Kurz hat mit Kickl allerdings schlechte Erfahrungen gemacht. Nachdem das ominöse Ibiza-Video die Verschleierung von Parteispenden bei der FPÖ aufgedeckt hatte, warf er Kickl 2019 nach zwei Jahren aus dem Amt.
Seither hat er die Partei weiter nach rechts getrimmt. Seine geforderte «Remigration» ist ein Begriff aus der rechtsextremen Szene. Der Titel «Volkskanzler», den er für sich pachtet, hatte Adolf Hitler (1889–1945) getragen, bevor er zum «Führer» wurde. Der amtierende Bundespräsident Van der Bellen bezeichnete Kickl wegen seiner Rechts-Politik schon als «Sicherheitsrisiko».

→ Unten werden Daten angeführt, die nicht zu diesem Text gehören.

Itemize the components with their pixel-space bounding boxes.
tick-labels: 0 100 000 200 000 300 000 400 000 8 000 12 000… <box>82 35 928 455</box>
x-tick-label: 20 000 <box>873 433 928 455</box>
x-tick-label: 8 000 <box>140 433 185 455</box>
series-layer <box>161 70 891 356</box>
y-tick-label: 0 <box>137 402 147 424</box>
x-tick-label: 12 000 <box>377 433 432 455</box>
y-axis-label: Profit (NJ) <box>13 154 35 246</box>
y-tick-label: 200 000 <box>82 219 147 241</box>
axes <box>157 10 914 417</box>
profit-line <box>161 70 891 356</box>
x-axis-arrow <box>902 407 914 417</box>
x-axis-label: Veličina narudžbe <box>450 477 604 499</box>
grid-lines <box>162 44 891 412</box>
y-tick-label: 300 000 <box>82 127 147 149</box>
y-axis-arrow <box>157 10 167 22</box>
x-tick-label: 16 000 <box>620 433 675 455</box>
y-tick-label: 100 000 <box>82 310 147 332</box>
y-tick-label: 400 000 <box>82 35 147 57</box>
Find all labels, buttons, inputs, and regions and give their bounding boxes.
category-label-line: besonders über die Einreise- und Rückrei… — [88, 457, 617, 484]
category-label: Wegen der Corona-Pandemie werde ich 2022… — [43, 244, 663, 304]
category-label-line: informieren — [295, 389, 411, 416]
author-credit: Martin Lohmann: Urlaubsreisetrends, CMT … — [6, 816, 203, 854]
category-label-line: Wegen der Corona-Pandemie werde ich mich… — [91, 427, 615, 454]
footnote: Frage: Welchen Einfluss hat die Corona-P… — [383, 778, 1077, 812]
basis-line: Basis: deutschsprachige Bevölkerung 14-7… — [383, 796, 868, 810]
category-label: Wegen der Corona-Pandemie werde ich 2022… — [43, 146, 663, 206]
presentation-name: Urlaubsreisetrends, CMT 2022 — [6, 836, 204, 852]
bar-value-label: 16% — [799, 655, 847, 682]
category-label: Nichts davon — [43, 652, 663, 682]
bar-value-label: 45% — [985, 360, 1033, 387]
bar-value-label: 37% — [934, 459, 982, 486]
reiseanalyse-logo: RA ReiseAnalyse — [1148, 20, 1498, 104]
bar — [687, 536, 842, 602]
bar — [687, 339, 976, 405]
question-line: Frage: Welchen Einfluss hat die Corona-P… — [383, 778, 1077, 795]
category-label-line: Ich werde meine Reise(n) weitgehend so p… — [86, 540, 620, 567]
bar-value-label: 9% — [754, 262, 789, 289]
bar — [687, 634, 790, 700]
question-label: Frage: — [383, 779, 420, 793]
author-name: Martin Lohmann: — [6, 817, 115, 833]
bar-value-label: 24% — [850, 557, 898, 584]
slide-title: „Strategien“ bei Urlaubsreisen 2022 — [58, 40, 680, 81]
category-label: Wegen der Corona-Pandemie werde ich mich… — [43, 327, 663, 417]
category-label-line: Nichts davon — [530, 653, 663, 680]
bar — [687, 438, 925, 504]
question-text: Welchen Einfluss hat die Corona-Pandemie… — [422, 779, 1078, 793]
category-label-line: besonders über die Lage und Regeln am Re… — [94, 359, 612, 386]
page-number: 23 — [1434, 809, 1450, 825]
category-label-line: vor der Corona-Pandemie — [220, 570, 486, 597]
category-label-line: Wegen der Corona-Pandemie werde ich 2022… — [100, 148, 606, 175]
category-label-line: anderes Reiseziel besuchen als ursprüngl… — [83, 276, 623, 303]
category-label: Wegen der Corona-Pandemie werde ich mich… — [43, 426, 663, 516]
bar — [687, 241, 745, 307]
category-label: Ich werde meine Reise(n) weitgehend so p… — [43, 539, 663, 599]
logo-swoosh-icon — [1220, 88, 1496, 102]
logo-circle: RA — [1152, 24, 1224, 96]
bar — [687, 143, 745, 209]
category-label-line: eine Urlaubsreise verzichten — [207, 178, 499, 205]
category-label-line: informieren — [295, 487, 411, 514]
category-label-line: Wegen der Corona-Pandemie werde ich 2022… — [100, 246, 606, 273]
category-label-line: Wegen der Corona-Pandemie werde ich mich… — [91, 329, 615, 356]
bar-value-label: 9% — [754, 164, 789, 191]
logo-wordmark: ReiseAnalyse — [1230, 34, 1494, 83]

Kontakte zu Rechtsextremen
Wie rechts ist Kickl? Gar rechtsextrem? Kickl hat Kontakte und Verbindungen mit der rechtsextremen Szene. So bezeichnet Kickl die Identitäre Bewegung als «interessantes und unterstützenswertes Projekt». 2016 liess er sich am Kongress «Verteidiger Europas» in Linz, wo sich Rechtsextreme aus Deutschland und Österreich trafen, als Hauptredner engagieren. Auch stellte er als Innenminister Personen ein, die Verbindungen zur rechtsextremen Szene hatte – zum Beispiel Alexander Höferl, den er zum Kommunikationschef ernannte und der zuvor bei einer vom Verfassungsschutz beobachteten Plattform tätig war.
Ob er selber als rechtsextrem bezeichnet werden kann, ist umstritten. Kathrin Stainer-Hämmerle äussert sich zurückhaltend: «Rechtsextrem bedeutet für mich Aufruf zur Gewalt. Das sehe ich nicht.»